American college and university graduates owe a total of $1 trillion in student loan debt, which exceeds total American consumer credit card debt. The prospect of incurring such massive debts deters prospective students, especially those from poorer families, from attending colleges and universities in the first place. A person's socioeconomic background now plays a stronger role in America in determining his or her social and educational opportunities than it does in Europe, whose class society the founders of the United States once set out to leave behind.
One Dead End after Another
In the fall of 2012, America is a country filled with such dead ends.
The fight against climate change is one of them. Impending environmental threats were a major theme in Obama's first election campaign, but then they were dropped at the first sign of Republican resistance and remained a non-issue in the current campaign -- until Hurricane Sandy inundated New York City and parts of New Jersey. Since then, New York Mayor Michael Bloomberg, a former Republican who has since become politically independent, has endorsed Obama for re-election, citing the dangers of climate change and the incumbent's positions on the environment. And as a result of the storm, New Jersey Governor Chris Christie suddenly became the only Republican governor to find himself working side-by-side with the president.
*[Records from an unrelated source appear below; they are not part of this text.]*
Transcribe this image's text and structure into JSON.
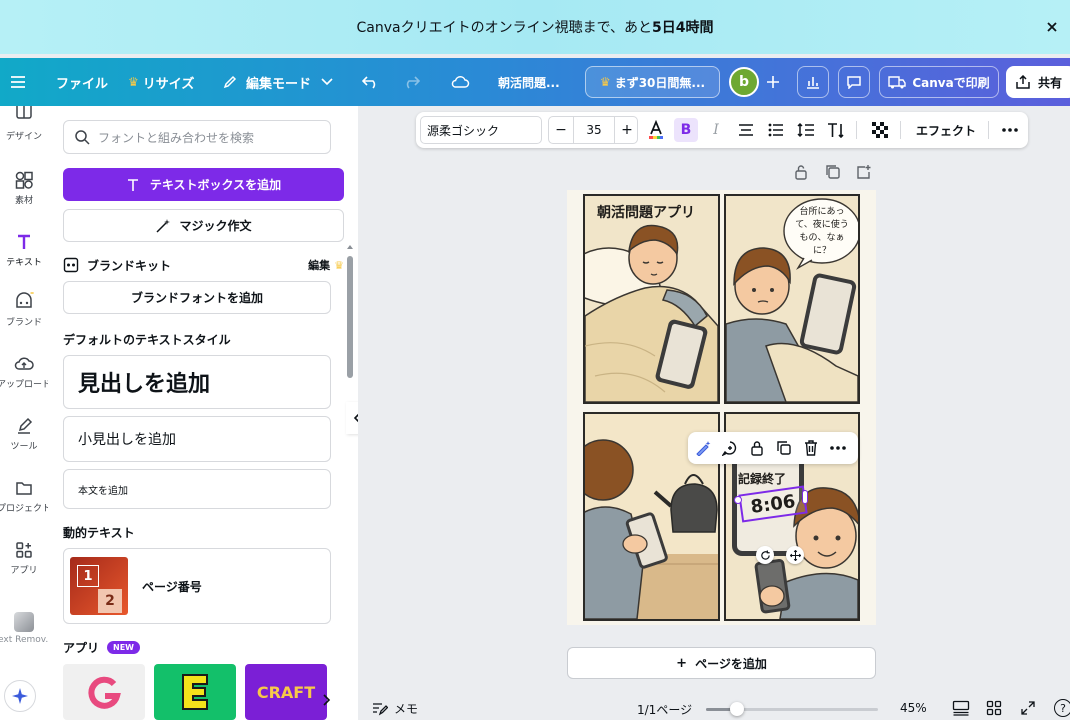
{
  "banner": {
    "text_prefix": "Canvaクリエイトのオンライン視聴まで、あと",
    "text_bold": "5日4時間"
  },
  "topbar": {
    "file": "ファイル",
    "resize": "リサイズ",
    "edit_mode": "編集モード",
    "doc_title": "朝活問題...",
    "promo": "まず30日間無...",
    "avatar_letter": "b",
    "print": "Canvaで印刷",
    "share": "共有"
  },
  "rail": {
    "items": [
      "デザイン",
      "素材",
      "テキスト",
      "ブランド",
      "アップロード",
      "ツール",
      "プロジェクト",
      "アプリ",
      "Text Remov..."
    ]
  },
  "panel": {
    "search_placeholder": "フォントと組み合わせを検索",
    "add_textbox": "テキストボックスを追加",
    "magic_write": "マジック作文",
    "brand_kit": "ブランドキット",
    "brand_edit": "編集",
    "add_brand_font": "ブランドフォントを追加",
    "default_styles": "デフォルトのテキストスタイル",
    "heading": "見出しを追加",
    "subheading": "小見出しを追加",
    "body": "本文を追加",
    "dynamic_text": "動的テキスト",
    "page_number": "ページ番号",
    "page_number_thumb_1": "1",
    "page_number_thumb_2": "2",
    "apps": "アプリ",
    "new_badge": "NEW",
    "app_thumb_3": "CRAFT"
  },
  "toolbar": {
    "font": "源柔ゴシック",
    "size": "35",
    "bold": "B",
    "italic": "I",
    "effects": "エフェクト"
  },
  "comic": {
    "title": "朝活問題アプリ",
    "bubble": "台所にあっ\nて、夜に使う\nもの、なぁ\nに？",
    "record_end": "記録終了",
    "time": "8:06"
  },
  "canvas": {
    "add_page": "ページを追加"
  },
  "footer": {
    "memo": "メモ",
    "page_indicator": "1/1ページ",
    "zoom_value": 45,
    "zoom": "45%"
  },
  "colors": {
    "accent_purple": "#7d2ae8",
    "banner_bg": "#b6f0f6",
    "topbar_start": "#11a9c8",
    "topbar_end": "#5b5fdc"
  }
}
Such political reversals don't change the fact that important projects have turned into failed undertakings, while visions have been put on the back burner. The sad fight for more high-speed rail in America is a case in point. High-speed trains only travel on a few routes in the United States at the moment, at an average speed of 70 miles per hour (112 kilometers per hour), which is much slower than Europe's ICE and TGV trains.
Obama recognized this as a problem and asked Vice President Joe Biden, a railroad buff who used to commute by train to Washington when he was a senator from Delaware, to improve the situation. As a result, the government announced a plan to invest $53 billion in new, modern trains and routes.
But Republican governors in states with routes where high-speed rail would make sense simply refused to accept the government funds. Once again, their refusal reflected the desire to thwart a plan by "socialist" Obama, and the determination not to be accused by their supporters of having accepted money from the agents of "big government."
The failing project coincides with the image, already a worldwide cliché, of the United States as a country that doesn't understand the signs of the times and has almost willfully -- flying in the face of all scientific knowledge -- chosen to be backward.